You may quickly see there are far more steps involved for the user than you expected.
To gain real insight from a customer journey map, you need to imagine how the customer thinks and feels throughout the experience.
Where do they feel at ease? Where are they uncertain or a little nervous? What is required of them at each stage? Do they ever feel vulnerable or at risk? Are there any moments of true delight?
What are they saying about your product, service or brand to friends and family throughout the journey? Is this positive, negative or neutral feedback? What’s the sentiment?
Not only will adding all these layers in your customer journey map help you empathize with users, but it will certainly teach you a thing or two about your user relationships.
You don’t want to fall victim to any assumptions in your customer journey map.

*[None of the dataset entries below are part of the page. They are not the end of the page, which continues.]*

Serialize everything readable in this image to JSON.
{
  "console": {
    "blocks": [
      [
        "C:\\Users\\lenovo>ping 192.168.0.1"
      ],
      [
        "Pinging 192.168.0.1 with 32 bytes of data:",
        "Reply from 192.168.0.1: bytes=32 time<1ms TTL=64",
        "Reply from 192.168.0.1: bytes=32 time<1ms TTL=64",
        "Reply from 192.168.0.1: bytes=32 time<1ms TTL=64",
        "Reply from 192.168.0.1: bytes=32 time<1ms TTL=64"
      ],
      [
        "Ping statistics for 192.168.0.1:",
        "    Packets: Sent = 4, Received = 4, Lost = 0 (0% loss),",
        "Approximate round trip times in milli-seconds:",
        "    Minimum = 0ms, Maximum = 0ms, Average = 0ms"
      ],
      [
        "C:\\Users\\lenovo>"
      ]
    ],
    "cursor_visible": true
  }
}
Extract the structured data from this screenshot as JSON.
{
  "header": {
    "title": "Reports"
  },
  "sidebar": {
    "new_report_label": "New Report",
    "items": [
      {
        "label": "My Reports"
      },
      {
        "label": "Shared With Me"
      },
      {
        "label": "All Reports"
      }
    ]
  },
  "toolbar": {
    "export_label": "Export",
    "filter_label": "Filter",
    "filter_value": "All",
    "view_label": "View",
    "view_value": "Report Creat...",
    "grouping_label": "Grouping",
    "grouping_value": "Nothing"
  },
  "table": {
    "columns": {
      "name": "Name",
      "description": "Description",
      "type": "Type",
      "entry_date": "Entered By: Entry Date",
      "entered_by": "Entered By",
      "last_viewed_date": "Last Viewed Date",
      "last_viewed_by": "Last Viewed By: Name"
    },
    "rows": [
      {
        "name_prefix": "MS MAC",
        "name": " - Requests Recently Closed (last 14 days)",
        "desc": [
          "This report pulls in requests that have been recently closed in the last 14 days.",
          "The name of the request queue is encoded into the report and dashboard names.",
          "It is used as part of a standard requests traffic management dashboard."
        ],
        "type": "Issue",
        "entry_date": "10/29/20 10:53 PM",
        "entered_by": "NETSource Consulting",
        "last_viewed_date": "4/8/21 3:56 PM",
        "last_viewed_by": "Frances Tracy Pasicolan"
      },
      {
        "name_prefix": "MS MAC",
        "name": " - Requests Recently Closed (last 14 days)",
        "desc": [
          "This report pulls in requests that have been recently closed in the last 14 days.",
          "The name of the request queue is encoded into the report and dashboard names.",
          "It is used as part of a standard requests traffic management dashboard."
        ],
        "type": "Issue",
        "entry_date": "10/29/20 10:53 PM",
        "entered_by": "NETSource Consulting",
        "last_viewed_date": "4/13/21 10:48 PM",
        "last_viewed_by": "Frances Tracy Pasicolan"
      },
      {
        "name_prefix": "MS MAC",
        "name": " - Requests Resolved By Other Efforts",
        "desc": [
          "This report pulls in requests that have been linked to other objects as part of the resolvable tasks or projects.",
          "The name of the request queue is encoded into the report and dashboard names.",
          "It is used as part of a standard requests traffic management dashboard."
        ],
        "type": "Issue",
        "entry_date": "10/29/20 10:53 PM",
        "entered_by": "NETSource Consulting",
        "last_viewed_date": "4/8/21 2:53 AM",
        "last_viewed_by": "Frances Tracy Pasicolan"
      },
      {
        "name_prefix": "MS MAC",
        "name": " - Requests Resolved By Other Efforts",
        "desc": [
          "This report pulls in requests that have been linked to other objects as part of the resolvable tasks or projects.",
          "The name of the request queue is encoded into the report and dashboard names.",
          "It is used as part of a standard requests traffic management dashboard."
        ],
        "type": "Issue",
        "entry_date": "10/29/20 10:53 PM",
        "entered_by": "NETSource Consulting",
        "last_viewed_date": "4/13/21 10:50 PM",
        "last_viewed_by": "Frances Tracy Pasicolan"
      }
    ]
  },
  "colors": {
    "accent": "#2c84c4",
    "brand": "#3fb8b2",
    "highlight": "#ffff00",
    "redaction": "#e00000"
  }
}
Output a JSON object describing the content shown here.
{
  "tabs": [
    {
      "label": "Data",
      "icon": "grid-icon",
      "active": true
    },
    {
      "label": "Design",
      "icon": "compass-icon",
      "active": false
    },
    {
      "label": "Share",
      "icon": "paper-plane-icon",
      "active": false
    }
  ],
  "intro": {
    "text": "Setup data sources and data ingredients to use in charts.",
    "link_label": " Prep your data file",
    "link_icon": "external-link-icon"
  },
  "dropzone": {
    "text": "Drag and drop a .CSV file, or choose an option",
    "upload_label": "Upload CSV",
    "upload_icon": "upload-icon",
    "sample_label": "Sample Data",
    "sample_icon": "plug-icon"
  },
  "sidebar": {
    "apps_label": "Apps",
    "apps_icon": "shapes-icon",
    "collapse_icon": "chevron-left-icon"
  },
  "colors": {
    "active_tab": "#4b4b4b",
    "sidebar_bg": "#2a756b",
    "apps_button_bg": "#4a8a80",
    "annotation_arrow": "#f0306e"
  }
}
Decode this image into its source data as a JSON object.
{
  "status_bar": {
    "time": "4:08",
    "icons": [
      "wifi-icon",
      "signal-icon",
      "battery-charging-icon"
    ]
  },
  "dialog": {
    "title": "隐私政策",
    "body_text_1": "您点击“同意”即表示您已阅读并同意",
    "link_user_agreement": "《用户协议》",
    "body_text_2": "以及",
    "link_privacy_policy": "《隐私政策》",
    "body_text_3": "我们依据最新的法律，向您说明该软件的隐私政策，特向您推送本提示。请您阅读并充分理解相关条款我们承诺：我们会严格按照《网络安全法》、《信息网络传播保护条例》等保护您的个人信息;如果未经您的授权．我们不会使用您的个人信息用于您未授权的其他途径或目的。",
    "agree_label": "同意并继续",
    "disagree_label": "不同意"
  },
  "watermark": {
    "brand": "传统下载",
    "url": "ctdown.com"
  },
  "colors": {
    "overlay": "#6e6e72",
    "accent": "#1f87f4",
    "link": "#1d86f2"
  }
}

So, wherever possible, try to validate your work by speaking to real users of your product, service or brand.
This may be through formal face-to-face interviews, or through social media polls, post-purchase surveys, etc.
As technologies develop and customer needs change, so too will your customer journey map.
In fact, your customer journey map should exist as a living, breathing document. One which can help you in your long-term product strategy.
Don’t think that just because you’ve ‘finished’ the task, that you’ve learned all you can.
If given enough importance, a customer journey map can add on-going value to your product, service or brand’s development — bringing you closer to consumers today and into the future.